Should protesters be allowed to carry guns? | The Tylt
Should protesters be allowed to carry guns?
Guns are too dangerous to have at a protest. American politics is becoming increasingly polarized. Demonstrations and counter-demonstrations continue to devolve into street battles. Having armed protesters present is a recipe for disaster.
During the demonstrations at Charlottesville, the National Guard had to mark their uniforms with "MP" to differentiate themselves from the armed militias. These militias claim they weren't there for either side. They were there to protect the First Amendment and everyone's right to free speech. In a similar vein, militia groups across the U.S. have appeared at political protests to protect protesters on both the left and the right.
When white supremacists carry guns to their demonstrations, it’s not even clear what “expressive” message they’re trying to convey. But whatever they might be saying with their guns, cities, towns and universities have the right—the responsibility—to protect all citizens, and the First Amendment rights of all. In this way, public safety and the First Amendment are powerfully linked. Those vital interests should be enough to justify a ban on openly carrying weapons during these demonstrations, especially since we now know that the conduct can chill not only the counter-demonstrators, but even the police. If they’re afraid to do their jobs, the First Amendment is indeed a hollow guarantee.
Others point out the left is freaking out over guns because they always freak out over guns. Have any of the heavily armed militiamen harmed anyone with their weapons? In Boston, Houston, Charlottesville and all the other places where people can open carry, not a single bullet was fired. People are attacking each other with sticks, cars, bottles, rocks and anything else they can get their hands on. But not guns.

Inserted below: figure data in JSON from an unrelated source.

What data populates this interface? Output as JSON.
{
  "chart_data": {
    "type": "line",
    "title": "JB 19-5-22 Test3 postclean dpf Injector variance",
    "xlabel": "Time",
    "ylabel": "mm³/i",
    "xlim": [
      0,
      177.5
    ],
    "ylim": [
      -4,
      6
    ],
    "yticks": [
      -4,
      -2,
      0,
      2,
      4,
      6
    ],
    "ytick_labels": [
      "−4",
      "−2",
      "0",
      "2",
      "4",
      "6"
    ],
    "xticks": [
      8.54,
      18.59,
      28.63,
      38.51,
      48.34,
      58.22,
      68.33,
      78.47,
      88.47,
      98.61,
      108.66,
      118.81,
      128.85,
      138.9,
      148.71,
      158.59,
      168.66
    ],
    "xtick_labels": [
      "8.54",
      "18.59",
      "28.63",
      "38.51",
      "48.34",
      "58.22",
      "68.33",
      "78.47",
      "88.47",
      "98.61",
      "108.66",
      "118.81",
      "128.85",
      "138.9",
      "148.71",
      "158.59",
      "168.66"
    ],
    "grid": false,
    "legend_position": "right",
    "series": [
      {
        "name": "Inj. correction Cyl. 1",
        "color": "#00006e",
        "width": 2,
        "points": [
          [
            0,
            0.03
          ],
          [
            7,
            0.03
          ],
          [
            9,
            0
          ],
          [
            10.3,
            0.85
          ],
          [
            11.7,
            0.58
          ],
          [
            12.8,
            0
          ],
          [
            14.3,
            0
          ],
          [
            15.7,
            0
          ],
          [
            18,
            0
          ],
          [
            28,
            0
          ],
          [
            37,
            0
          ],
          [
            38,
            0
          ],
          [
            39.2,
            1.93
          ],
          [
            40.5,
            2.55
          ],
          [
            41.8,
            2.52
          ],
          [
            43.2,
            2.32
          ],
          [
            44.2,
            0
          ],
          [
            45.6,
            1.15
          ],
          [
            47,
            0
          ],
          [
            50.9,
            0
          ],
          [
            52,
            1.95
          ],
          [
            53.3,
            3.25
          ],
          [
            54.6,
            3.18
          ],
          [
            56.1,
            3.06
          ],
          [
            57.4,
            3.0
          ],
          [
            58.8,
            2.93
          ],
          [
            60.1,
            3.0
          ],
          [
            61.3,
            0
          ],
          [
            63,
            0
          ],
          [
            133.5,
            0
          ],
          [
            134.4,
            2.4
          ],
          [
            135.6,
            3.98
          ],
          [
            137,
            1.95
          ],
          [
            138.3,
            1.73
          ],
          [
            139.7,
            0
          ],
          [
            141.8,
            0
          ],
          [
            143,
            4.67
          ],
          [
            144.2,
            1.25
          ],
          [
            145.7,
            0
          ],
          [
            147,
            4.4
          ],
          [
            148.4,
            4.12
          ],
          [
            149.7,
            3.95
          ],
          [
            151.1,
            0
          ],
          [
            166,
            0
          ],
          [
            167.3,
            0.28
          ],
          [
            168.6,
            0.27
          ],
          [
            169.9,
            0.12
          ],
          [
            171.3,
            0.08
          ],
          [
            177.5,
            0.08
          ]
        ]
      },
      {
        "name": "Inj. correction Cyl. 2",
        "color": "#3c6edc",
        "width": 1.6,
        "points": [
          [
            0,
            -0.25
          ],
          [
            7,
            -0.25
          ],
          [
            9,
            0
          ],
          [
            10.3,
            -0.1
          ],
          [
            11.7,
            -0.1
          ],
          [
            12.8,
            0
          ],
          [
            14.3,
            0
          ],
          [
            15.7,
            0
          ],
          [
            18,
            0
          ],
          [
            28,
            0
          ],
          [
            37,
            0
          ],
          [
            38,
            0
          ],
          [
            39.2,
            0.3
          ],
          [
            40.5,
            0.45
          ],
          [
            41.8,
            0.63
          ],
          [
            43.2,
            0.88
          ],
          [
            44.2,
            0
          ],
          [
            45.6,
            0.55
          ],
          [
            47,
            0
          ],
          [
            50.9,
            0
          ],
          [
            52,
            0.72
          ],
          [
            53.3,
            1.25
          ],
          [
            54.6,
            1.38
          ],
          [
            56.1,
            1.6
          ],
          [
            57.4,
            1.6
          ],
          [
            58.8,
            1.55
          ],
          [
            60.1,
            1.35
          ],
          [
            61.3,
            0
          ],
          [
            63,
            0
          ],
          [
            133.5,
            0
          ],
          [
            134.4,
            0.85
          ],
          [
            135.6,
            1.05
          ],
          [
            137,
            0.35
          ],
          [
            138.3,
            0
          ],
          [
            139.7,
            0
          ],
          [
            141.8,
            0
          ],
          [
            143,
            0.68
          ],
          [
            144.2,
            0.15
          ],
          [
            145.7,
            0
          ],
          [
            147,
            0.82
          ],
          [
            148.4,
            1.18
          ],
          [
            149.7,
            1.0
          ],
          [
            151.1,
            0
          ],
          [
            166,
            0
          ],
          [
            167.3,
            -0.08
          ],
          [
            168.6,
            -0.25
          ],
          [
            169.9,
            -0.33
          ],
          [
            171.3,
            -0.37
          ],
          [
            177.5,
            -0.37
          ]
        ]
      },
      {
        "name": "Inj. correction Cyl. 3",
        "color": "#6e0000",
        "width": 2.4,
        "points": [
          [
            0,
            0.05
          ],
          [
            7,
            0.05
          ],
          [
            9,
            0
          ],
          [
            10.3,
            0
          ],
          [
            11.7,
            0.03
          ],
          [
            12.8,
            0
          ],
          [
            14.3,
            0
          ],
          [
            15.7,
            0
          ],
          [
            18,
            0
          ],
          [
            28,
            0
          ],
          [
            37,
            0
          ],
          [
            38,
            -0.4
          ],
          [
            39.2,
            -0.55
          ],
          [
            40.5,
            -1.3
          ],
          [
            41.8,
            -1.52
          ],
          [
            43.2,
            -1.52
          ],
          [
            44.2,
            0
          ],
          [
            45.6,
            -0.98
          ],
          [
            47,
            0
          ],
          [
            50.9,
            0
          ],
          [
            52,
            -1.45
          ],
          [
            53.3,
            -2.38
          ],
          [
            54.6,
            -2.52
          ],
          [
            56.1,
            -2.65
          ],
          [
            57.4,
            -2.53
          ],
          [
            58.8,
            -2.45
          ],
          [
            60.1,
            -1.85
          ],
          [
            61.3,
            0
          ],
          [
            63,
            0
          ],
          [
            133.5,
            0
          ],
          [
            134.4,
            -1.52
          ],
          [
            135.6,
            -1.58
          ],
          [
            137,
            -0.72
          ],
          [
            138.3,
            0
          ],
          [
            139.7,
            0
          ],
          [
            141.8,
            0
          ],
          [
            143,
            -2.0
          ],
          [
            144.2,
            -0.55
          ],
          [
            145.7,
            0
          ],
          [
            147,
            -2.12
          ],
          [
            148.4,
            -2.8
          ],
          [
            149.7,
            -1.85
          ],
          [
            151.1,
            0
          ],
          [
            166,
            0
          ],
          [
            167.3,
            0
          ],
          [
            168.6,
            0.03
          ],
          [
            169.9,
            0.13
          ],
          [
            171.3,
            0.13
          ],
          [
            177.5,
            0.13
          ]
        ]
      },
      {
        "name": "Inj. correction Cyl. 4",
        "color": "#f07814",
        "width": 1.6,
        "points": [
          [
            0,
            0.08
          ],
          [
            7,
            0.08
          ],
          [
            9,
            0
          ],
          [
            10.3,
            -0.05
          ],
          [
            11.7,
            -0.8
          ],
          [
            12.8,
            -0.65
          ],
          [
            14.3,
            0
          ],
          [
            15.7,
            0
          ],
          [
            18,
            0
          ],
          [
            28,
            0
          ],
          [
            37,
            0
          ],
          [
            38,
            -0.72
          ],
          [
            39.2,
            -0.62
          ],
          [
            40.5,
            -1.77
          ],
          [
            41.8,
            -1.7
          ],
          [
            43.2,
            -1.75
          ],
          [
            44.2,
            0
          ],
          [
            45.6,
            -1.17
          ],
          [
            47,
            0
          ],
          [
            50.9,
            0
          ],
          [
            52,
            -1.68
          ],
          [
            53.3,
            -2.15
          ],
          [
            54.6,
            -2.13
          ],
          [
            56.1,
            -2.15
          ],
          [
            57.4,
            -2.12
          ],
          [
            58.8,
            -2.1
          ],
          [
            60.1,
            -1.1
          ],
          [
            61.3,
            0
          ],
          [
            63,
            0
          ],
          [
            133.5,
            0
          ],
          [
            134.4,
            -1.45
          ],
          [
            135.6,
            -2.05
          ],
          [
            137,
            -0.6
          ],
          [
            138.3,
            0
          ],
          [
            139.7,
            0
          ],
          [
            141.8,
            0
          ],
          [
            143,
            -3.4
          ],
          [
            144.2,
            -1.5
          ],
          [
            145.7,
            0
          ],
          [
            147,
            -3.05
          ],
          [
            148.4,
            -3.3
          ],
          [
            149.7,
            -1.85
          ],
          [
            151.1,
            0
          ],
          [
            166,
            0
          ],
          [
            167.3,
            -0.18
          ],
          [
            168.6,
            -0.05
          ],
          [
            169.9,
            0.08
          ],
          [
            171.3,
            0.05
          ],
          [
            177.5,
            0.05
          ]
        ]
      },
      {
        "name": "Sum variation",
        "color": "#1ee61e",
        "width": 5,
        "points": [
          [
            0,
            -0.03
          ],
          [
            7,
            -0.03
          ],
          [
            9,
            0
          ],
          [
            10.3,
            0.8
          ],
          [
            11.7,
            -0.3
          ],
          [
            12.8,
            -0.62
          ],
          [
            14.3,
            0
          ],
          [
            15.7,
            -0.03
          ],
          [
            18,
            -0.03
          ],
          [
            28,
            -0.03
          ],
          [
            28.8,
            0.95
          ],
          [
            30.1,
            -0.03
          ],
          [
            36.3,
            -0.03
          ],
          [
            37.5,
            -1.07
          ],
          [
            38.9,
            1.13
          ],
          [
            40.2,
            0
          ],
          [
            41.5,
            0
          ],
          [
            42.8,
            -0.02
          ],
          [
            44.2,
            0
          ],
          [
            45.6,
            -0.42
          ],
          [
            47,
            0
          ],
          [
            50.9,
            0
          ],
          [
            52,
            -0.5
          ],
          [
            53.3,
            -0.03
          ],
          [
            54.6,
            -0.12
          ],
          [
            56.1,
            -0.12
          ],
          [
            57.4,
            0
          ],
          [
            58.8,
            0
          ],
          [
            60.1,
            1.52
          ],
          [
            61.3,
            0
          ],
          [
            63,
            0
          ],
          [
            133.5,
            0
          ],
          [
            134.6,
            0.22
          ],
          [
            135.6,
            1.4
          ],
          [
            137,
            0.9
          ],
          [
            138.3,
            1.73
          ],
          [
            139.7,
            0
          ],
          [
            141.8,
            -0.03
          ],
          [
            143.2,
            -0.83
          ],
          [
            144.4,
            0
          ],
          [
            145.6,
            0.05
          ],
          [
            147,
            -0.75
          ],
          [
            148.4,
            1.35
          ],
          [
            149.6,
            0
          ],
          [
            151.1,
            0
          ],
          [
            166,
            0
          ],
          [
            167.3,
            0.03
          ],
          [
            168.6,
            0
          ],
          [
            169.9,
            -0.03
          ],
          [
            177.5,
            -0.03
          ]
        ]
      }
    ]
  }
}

At another level, constitutional rights do not end simply because there's a protest going on. Like it or not, lawmakers have to balance public safety with the rights enshrined in the Constitution. Bearing arms is one of those rights.
Beth Baumann at The Blaze argues people are bringing weapons as a means of self-defense. People who open carry are typically experienced gun owners. They're only seeking to protect themselves.
The idea is simple: Those who carry don’t want to ever have to shoot someone. But they’re not willing to risk their lives or the lives of their loved ones in order to be politically correct.
Carriers aren’t looking to intimidate others or keep them from expressing their political opinions. They’re carrying their firearm in case situation turns violent and they need to defend themselves.